Advertisement

Uluslararası Finans Kurumu'nun (IIF) bahar toplantıları bu yıl Hindistan'ın Delhi kentinde yapılıyor.
Biz bu kenti Yeni Delhi diye bilirdik. Oysa şimdi sadece Delhi diyorlar. "Kalpten" anlamına geliyormuş. Yenisi, eskisi kalmamış. Sadece Delhi olmuş.
Hindistan'a bu benim ilk gelişim. ilginç bir ülke. İleride dünyanın ekonomik devlerinden biri olmaya aday olduğu kuşkusuz.
Toplantılarda konuşan ülkenin belli başlı yöneticilerinden, Hintli bankacılardan ve gözlemlerimden kısa sürede öğrenebildiklerimi sizlerle paylaşmak istedim.
★★★
Hindistan'ın gözünüze hemen çarpan üç temel karakteristiği şöyle:
Birincisi, İngilizce'yi resmi lisan olarak kabul etmeleri hem kendilerine hem de bizlere çok şey katmış. Hiç yabancılık çekmiyorsunuz.
İkincisi İngilizlerin etkisi ve Hindu düşünce tarzı ile oluşturdukları kültür, 1.1 milyar nüfusun demokrasi ile yönetilmesine olanak sağlamış. "Uzlaşma" kültürünü ve demokrasinin kurumsallaşmasını sürekli hissediyorsunuz.
Üçüncüsü nereden bakarsanız bakın fakir bir ülke. Nüfusun üçte biri fakir.
★★★
Hükümet ve ekonomik kadro bu fakirliği yenebilmek için yılda yüzde 9 büyümeyi hedeflemişler. Bunun gerekliliğine inanmışlar.
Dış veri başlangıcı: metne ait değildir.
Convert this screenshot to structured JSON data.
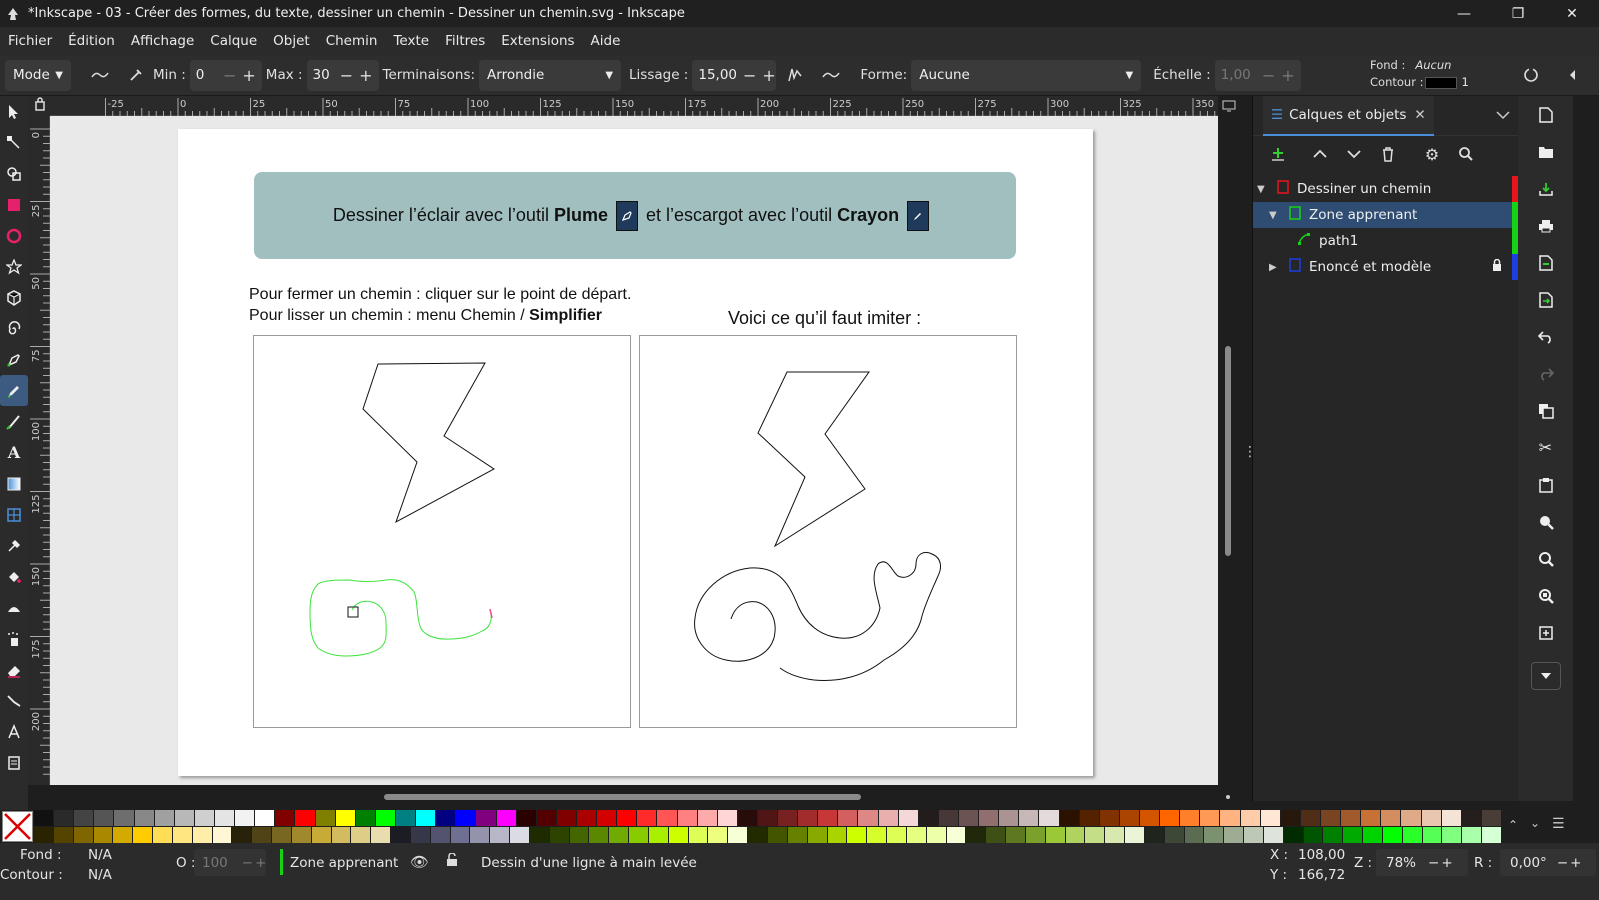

Şimdi sürekliliğini tartışıyorlar.
"Gerçekleşebilir mi" diye sorduğum soruya genelde "neden olmasın, potansiyel var, kaynak var" diye yanıt veriyorlar. Bu yıl yüzde 8.6 oranında büyüyecekler. Bu amaca yönelik makro ekonomi politika çizimleri de kanımca gerçekçi.
★★★
Düşük enflasyon dillerinden düşürmedikleri bir kavram. Yüksek oranlı büyümeyi düşük enflasyonla özleştirmişler.
Halen yıllık fiyat artışları yüzde 8'lerde. Bunu yüzde 5-7 aralığına çekmek istiyorlar.
Gıda ve özellikle sebze fiyatlarındaki artışlar enflasyonun başlıca nedenini oluşturuyor.
★★★
Diğer bir öncelikleri ise altyapı yatırımlarını süratlendirmek ve yapısal reformlara devam etmek.
İleriki yıllarda da dünyanın en genç nüfusuna sahip ülkesi olacaklarının bilincinde bu yöndeki doğru politikalara yönelmişler.
★★★
Toplantıya katılan ve ülkenin ekonomi politikalarında söz sahibi yöneticilerinin özgeçmişlerine baktım. Bir tanesi hariç hepsi Oxford, Harvard, MIT, Cornell gibi üniversiteleri bitirmiş ya da buralarda doktoralarını yapmış kişilerdi.
Gelmişler, devlet memuru olup bu kademelere kadar yükselmişler. Aralarında özel sektörden devlete geçen yoktu. Kaliteleri, yaklaşımları ve konuşmaları tartışma götürmez şekilde üst düzeydeydi.
★★★
Toplantılarda tartışılan bir başka konu da fakir halka verilen sübvansiyonların yerinde kullanılıp kullanılmadığıydı.
Bütçeden yapılan sübvansiyonlar üç yere odaklanmış. Gıda, benzin ve gübre. Sübvansiyonları 2011'de bu malların kullanıcılarına direk olarak verme yöntemine geçmişler. Bu yolla yoksulluğun ağırlığını azaltmaya çalışıyorlar.
★★★
Her gücün ya da güzelliğin bir zayıf tarafı mutlaka oluyor. Hindistan'ın yumuşak karnı firmalarının yüzde 95'inin bilançolarının olmaması. Kayıt dışılık diz boyu.
Buna karşı "kayıt dışı üretimi işe katarsanız, büyüme yüzde 10'dan aşağıya düşmez" diyenler de var.
★★★
Hindistan'ın eğer yılda yüzde 9 büyüme oranını tutturursa önümüzdeki 10 yılda Çin ile beraber dünyanın bir başka devi olmasına engel yok. 25 yıl sonra ise bu iki ülkenin milli gelirinin ABD'yi geçeceği hesaplanıyor.